Quick Weekend market thoughts (I need a break from the screens):
* Let’s plan on having GDP, jobless claims data, and three of the largest stocks report on the same day! Oh, that happened. And we survived!
* The market has had every possible setup to easily dump hard, but key levels are holding and that is all that matters.
* The market needed exceptional earnings and we got them! Today, Friday, was the real test as to whether the day could hold gains. It was horrible early on, and I gave a fair warning that end of month and weak hands would sell at the open, but we rebounded into close.
* Ultimately, breadth was not great for the market, but stimulus hopes has me keeping positions on; Meaning a few big names moved the indexes. Let’s see if some beaten down names get a boost on any stimulus.

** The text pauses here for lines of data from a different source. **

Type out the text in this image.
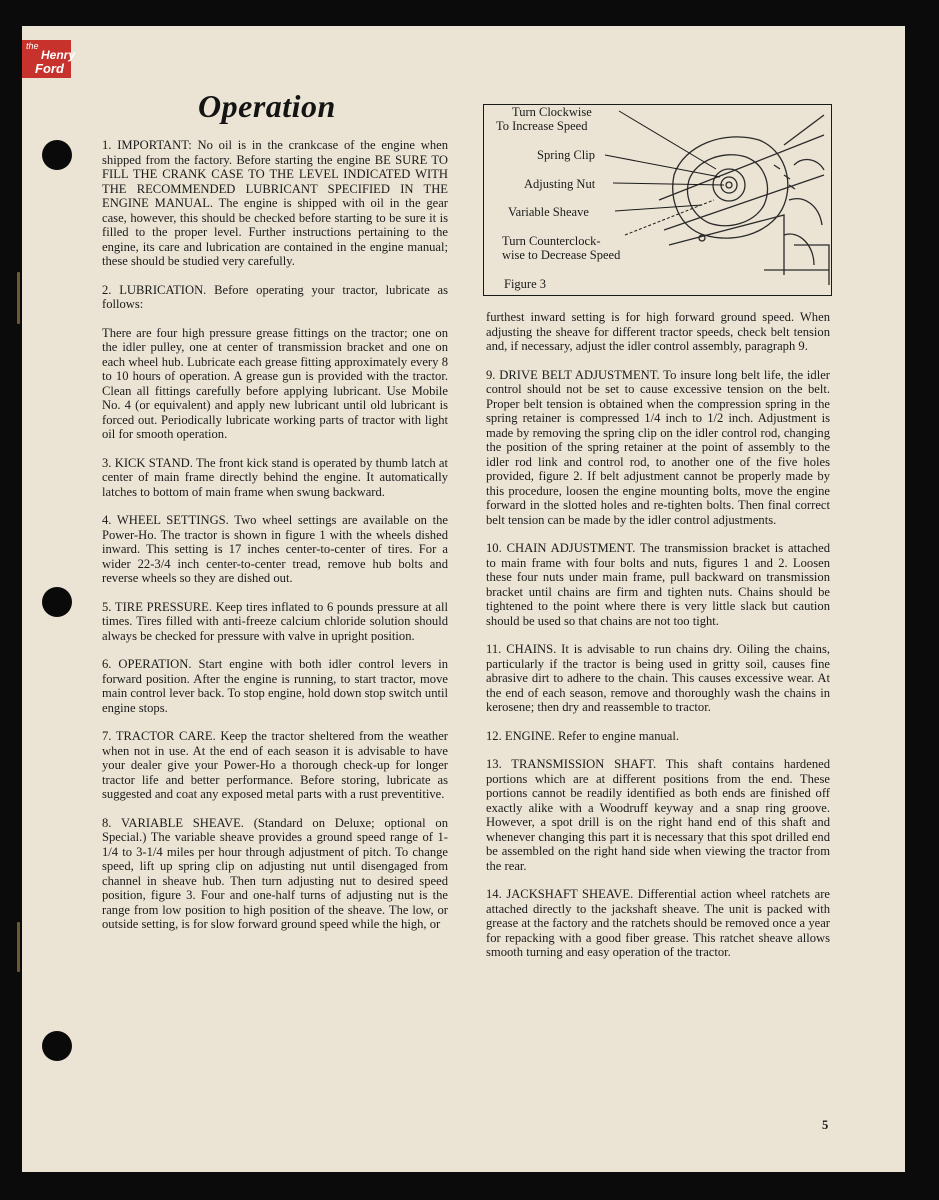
the
Henry
Ford
Operation	Turn Clockwise
To Increase Speed
Spring Clip
Adjusting Nut
Variable Sheave
Turn Counterclock-
wise to Decrease Speed
Figure 3

1. IMPORTANT: No oil is in the crankcase of the engine when shipped from the factory. Before starting the engine BE SURE TO FILL THE CRANK CASE TO THE LEVEL INDICATED WITH THE RECOMMENDED LUBRICANT SPECIFIED IN THE ENGINE MANUAL. The engine is shipped with oil in the gear case, however, this should be checked before starting to be sure it is filled to the proper level. Further instructions pertaining to the engine, its care and lubrication are contained in the engine manual; these should be studied very carefully.

2. LUBRICATION. Before operating your tractor, lubricate as follows:

There are four high pressure grease fittings on the tractor; one on the idler pulley, one at center of transmission bracket and one on each wheel hub. Lubricate each grease fitting approximately every 8 to 10 hours of operation. A grease gun is provided with the tractor. Clean all fittings carefully before applying lubricant. Use Mobile No. 4 (or equivalent) and apply new lubricant until old lubricant is forced out. Periodically lubricate working parts of tractor with light oil for smooth operation.

3. KICK STAND. The front kick stand is operated by thumb latch at center of main frame directly behind the engine. It automatically latches to bottom of main frame when swung backward.

4. WHEEL SETTINGS. Two wheel settings are available on the Power-Ho. The tractor is shown in figure 1 with the wheels dished inward. This setting is 17 inches center-to-center of tires. For a wider 22-3/4 inch center-to-center tread, remove hub bolts and reverse wheels so they are dished out.

5. TIRE PRESSURE. Keep tires inflated to 6 pounds pressure at all times. Tires filled with anti-freeze calcium chloride solution should always be checked for pressure with valve in upright position.

6. OPERATION. Start engine with both idler control levers in forward position. After the engine is running, to start tractor, move main control lever back. To stop engine, hold down stop switch until engine stops.

7. TRACTOR CARE. Keep the tractor sheltered from the weather when not in use. At the end of each season it is advisable to have your dealer give your Power-Ho a thorough check-up for longer tractor life and better performance. Before storing, lubricate as suggested and coat any exposed metal parts with a rust preventitive.

8. VARIABLE SHEAVE. (Standard on Deluxe; optional on Special.) The variable sheave provides a ground speed range of 1-1/4 to 3-1/4 miles per hour through adjustment of pitch. To change speed, lift up spring clip on adjusting nut until disengaged from channel in sheave hub. Then turn adjusting nut to desired speed position, figure 3. Four and one-half turns of adjusting nut is the range from low position to high position of the sheave. The low, or outside setting, is for slow forward ground speed while the high, or

furthest inward setting is for high forward ground speed. When adjusting the sheave for different tractor speeds, check belt tension and, if necessary, adjust the idler control assembly, paragraph 9.

9. DRIVE BELT ADJUSTMENT. To insure long belt life, the idler control should not be set to cause excessive tension on the belt. Proper belt tension is obtained when the compression spring in the spring retainer is compressed 1/4 inch to 1/2 inch. Adjustment is made by removing the spring clip on the idler control rod, changing the position of the spring retainer at the point of assembly to the idler rod link and control rod, to another one of the five holes provided, figure 2. If belt adjustment cannot be properly made by this procedure, loosen the engine mounting bolts, move the engine forward in the slotted holes and re-tighten bolts. Then final correct belt tension can be made by the idler control adjustments.

10. CHAIN ADJUSTMENT. The transmission bracket is attached to main frame with four bolts and nuts, figures 1 and 2. Loosen these four nuts under main frame, pull backward on transmission bracket until chains are firm and tighten nuts. Chains should be tightened to the point where there is very little slack but caution should be used so that chains are not too tight.

11. CHAINS. It is advisable to run chains dry. Oiling the chains, particularly if the tractor is being used in gritty soil, causes fine abrasive dirt to adhere to the chain. This causes excessive wear. At the end of each season, remove and thoroughly wash the chains in kerosene; then dry and reassemble to tractor.

12. ENGINE. Refer to engine manual.

13. TRANSMISSION SHAFT. This shaft contains hardened portions which are at different positions from the end. These portions cannot be readily identified as both ends are finished off exactly alike with a Woodruff keyway and a snap ring groove. However, a spot drill is on the right hand end of this shaft and whenever changing this part it is necessary that this spot drilled end be assembled on the right hand side when viewing the tractor from the rear.

14. JACKSHAFT SHEAVE. Differential action wheel ratchets are attached directly to the jackshaft sheave. The unit is packed with grease at the factory and the ratchets should be removed once a year for repacking with a good fiber grease. This ratchet sheave allows smooth turning and easy operation of the tractor.

5
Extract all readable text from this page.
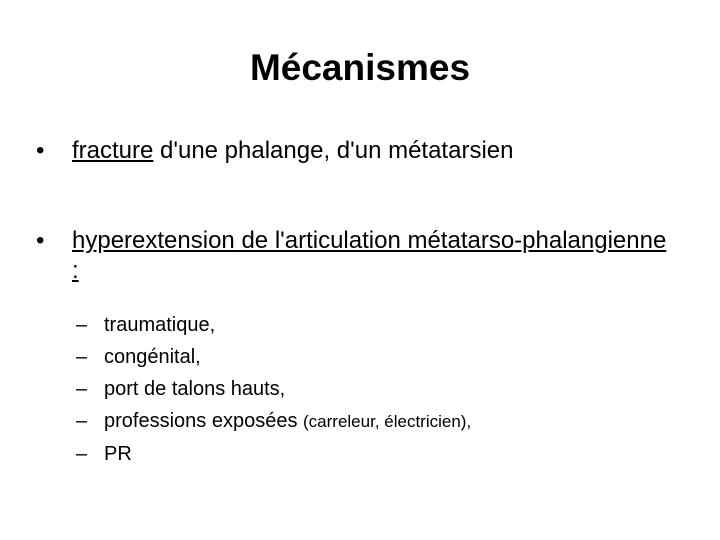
Mécanismes
•	fracture d'une phalange, d'un métatarsien
•	hyperextension de l'articulation métatarso-phalangienne :
– traumatique,
– congénital,
– port de talons hauts,
– professions exposées (carreleur, électricien),
– PR
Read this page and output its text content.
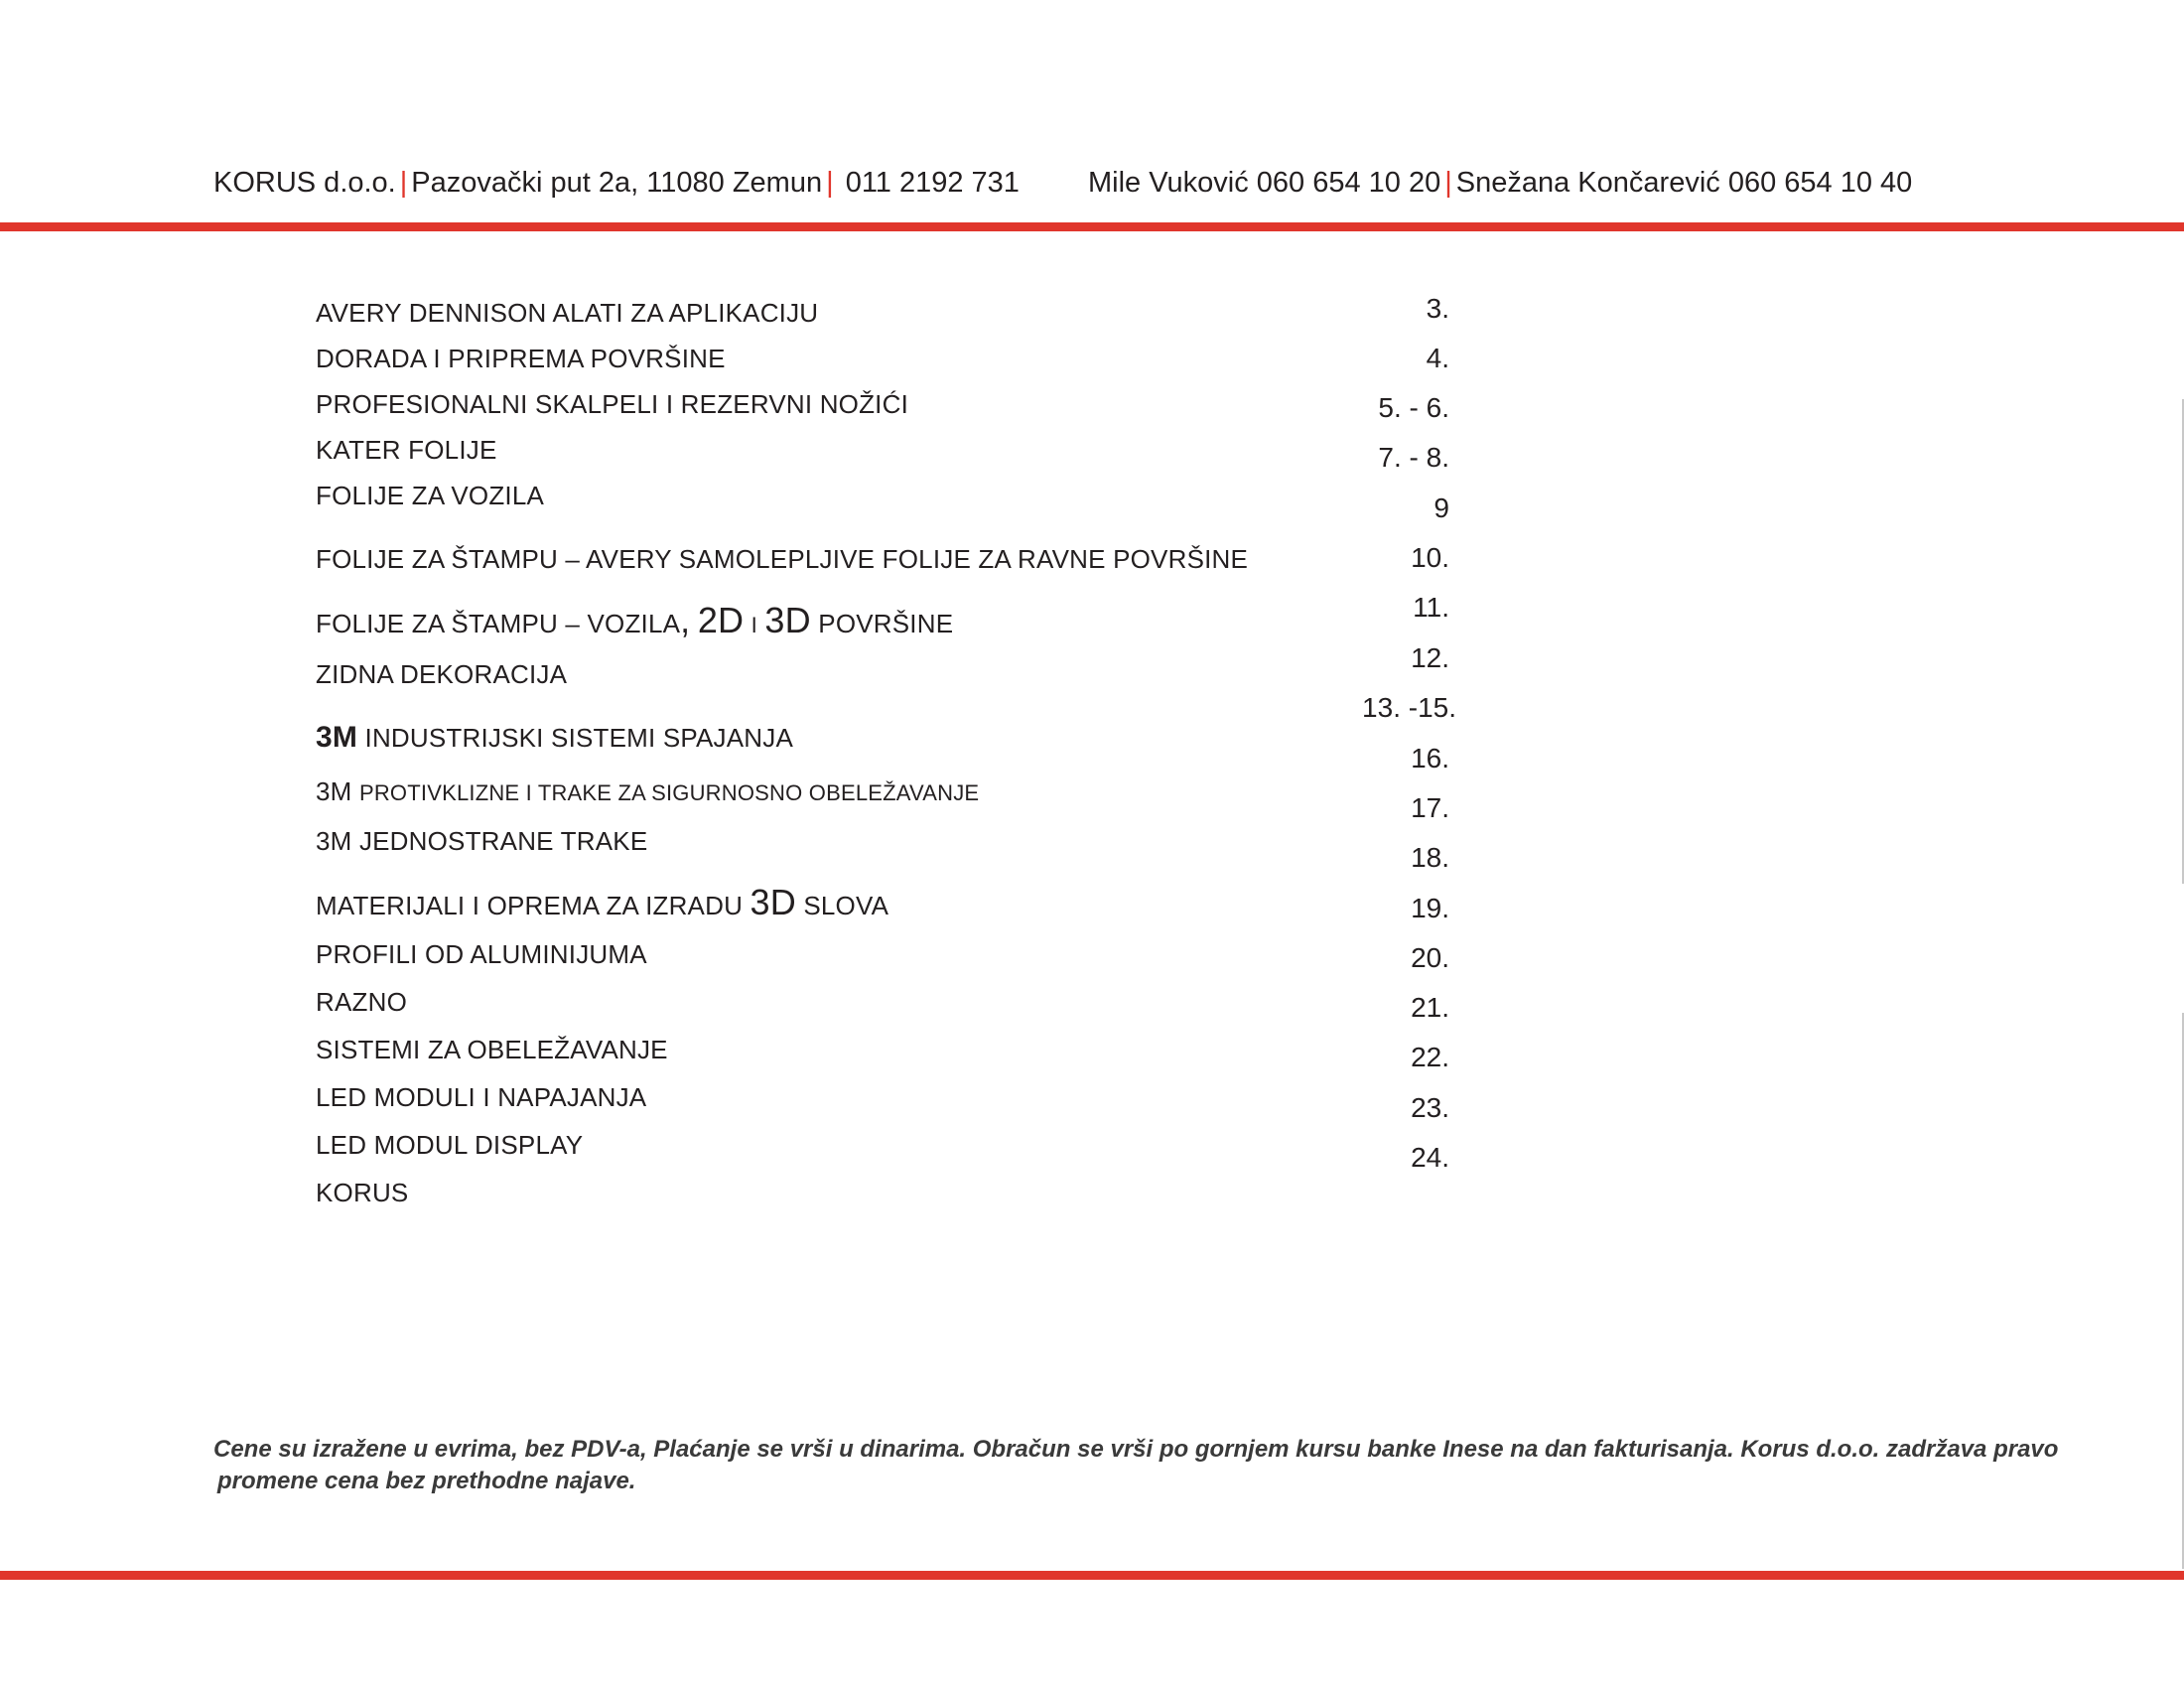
KORUS d.o.o. | Pazovački put 2a, 11080 Zemun | 011 2192 731 Mile Vuković 060 654 10 20 | Snežana Končarević 060 654 10 40
AVERY DENNISON ALATI ZA APLIKACIJU
DORADA I PRIPREMA POVRŠINE
PROFESIONALNI SKALPELI I REZERVNI NOŽIĆI
KATER FOLIJE
FOLIJE ZA VOZILA
FOLIJE ZA ŠTAMPU – AVERY SAMOLEPLJIVE FOLIJE ZA RAVNE POVRŠINE
FOLIJE ZA ŠTAMPU – VOZILA, 2D I 3D POVRŠINE
ZIDNA DEKORACIJA
3M INDUSTRIJSKI SISTEMI SPAJANJA
3M PROTIVKLIZNE I TRAKE ZA SIGURNOSNO OBELEŽAVANJE
3M JEDNOSTRANE TRAKE
MATERIJALI I OPREMA ZA IZRADU 3D SLOVA
PROFILI OD ALUMINIJUMA
RAZNO
SISTEMI ZA OBELEŽAVANJE
LED MODULI I NAPAJANJA
LED MODUL DISPLAY
KORUS
3.
4.
5. - 6.
7. - 8.
9
10.
11.
12.
13. -15.
16.
17.
18.
19.
20.
21.
22.
23.
24.
Cene su izražene u evrima, bez PDV-a, Plaćanje se vrši u dinarima. Obračun se vrši po gornjem kursu banke Inese na dan fakturisanja. Korus d.o.o. zadržava pravo
promene cena bez prethodne najave.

* The reality is, there are warning signs! With that said, technicals are hanging in there and key levels have held across the major indexes (including Small-Caps at the 200-DMA).
* This remains a “sell into strength and buy the dip environment”. It won’t last forever, but for now the trend is up despite what the news and headlines depict.
* We have about 45% invested and I feel good about that given the risk to reward. It was a positive week for clients despite the massive data week that could have easily plunged.
* Yes, I see the put/call ratio as a warning sign, and “no” this rally won’t last forever, but until we breakdown, ride the trend. I have my stops at key levels and have no problem selling should we break support.
* S&P 500 held key levels at $3200, $3217, and $3233. Resistance is close at $3280. Next levels $3310 & $3360.
* A second wave in death count would be a serious problem, but we aren’t seeing that occur at this time and I hope it doesn’t happen. * If the beaten down names give tech a break we can continue rotating back and forward and move higher to the upside. Just know it doesn’t take much for a big plunge with the warning signals present.
* Protecting capital is a part of wealth management that we take seriously. For now, key levels have held and we remain bullish in our positioning. The positions within the 45% invested are definitely a “risk-on” trade. If we plunge, we don’t get killed.


* We are watching closely! I’m going to sleep and will wake up Monday morning refreshed. Hahaha. Enjoy your weekend!